Parla, una ciudad, la de rentas más bajas de Madrid, que a principios del siglo XX contaba con poco menos de 1.300 habitantes, que en el año 80 de ese mismo siglo tenía poco más de 70.000, a base de ver llegar mucha población de la inmigración interna y que hoy, en la tercera década del siglo XXI, alcanza los 130.000 habitantes, muchos de ellos venidos de todos los rincones del mundo.
Parla, uno de los pocos municipios que ha conservado la izquierda en el cinturón madrileño, a base de huir de aventuras como las que condujeron al endeudamiento brutal provocado por el famoso tranvía, a fuerza de pegarse a las necesidades perentorias de las gentes, limando tensiones y asperezas en la tremenda diversidad cultural.

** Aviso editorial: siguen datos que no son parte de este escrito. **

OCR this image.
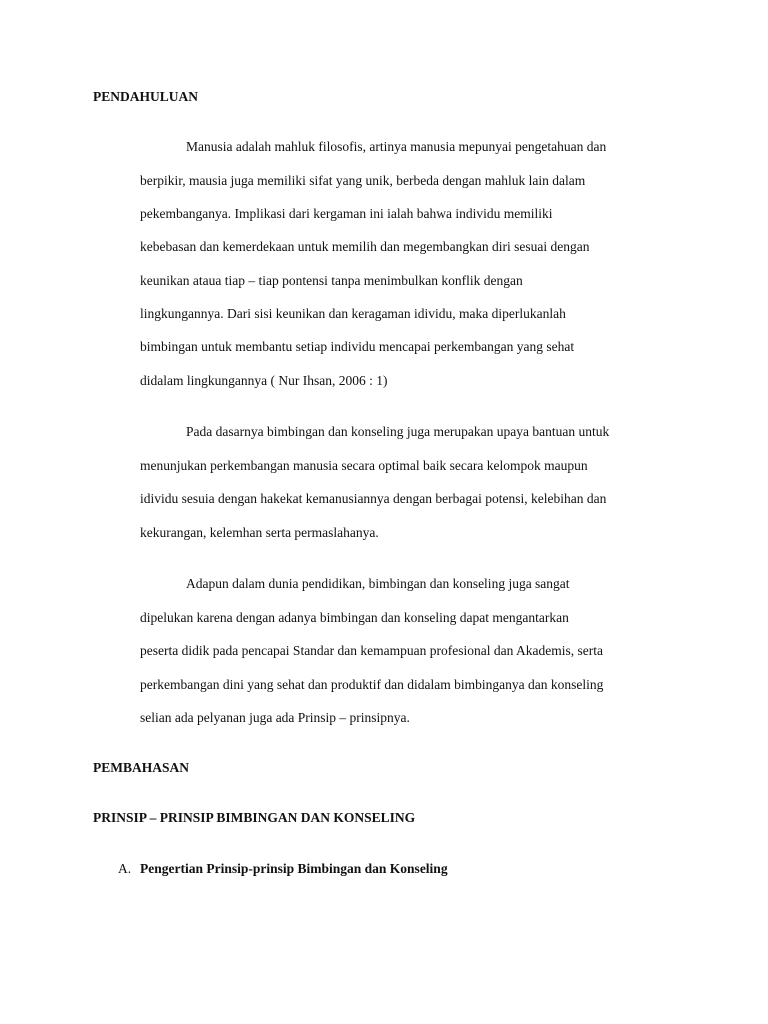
PENDAHULUAN
Manusia adalah mahluk filosofis, artinya manusia mepunyai pengetahuan dan
berpikir, mausia juga memiliki sifat yang unik, berbeda dengan mahluk lain dalam
pekembanganya. Implikasi dari kergaman ini ialah bahwa individu memiliki
kebebasan dan kemerdekaan untuk memilih dan megembangkan diri sesuai dengan
keunikan ataua tiap – tiap pontensi tanpa menimbulkan konflik dengan
lingkungannya. Dari sisi keunikan dan keragaman idividu, maka diperlukanlah
bimbingan untuk membantu setiap individu mencapai perkembangan yang sehat
didalam lingkungannya ( Nur Ihsan, 2006 : 1)
Pada dasarnya bimbingan dan konseling juga merupakan upaya bantuan untuk
menunjukan perkembangan manusia secara optimal baik secara kelompok maupun
idividu sesuia dengan hakekat kemanusiannya dengan berbagai potensi, kelebihan dan
kekurangan, kelemhan serta permaslahanya.
Adapun dalam dunia pendidikan, bimbingan dan konseling juga sangat
dipelukan karena dengan adanya bimbingan dan konseling dapat mengantarkan
peserta didik pada pencapai Standar dan kemampuan profesional dan Akademis, serta
perkembangan dini yang sehat dan produktif dan didalam bimbinganya dan konseling
selian ada pelyanan juga ada Prinsip – prinsipnya.
PEMBAHASAN
PRINSIP – PRINSIP BIMBINGAN DAN KONSELING
A. Pengertian Prinsip-prinsip Bimbingan dan Konseling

Dedicando tiempo y esfuerzo a la defensa de los centros educativos, el hospital, los centros de salud, o la mejora de los transportes públicos para evitar el colapso diario de la A-42, para traer la nueva estación de cercanías, o defendiendo alternativas ante la Comunidad de Madrid para que el Metro termine llegando a la ciudad.
En lugares como Parla los centros de educación de personas adultas suponen un tenaz esfuerzo para que quienes no pudieron estudiar hoy puedan hacerlo, para que quienes llegaron de lejos aprendan a comunicarse en otra lengua que no es la suya, para que quienes fracasaron un día puedan tener hoy una nueva oportunidad, para que la desmemoria no avance y la igualdad se abra camino.
Eso es lo que cada día compruebo que hacen mis compañeras y compañeros. Eso es lo que intento hacer junto a ellos cada día. Y no, no es el mito de Sísifo, porque ningún esfuerzo es vano, porque cada empeño, por pequeño que sea, en Villaverde, en Parla, en Al Hoceïma, en Lagos, o en Quito, termina por forjar vidas rebeldes, mujeres y hombres libres.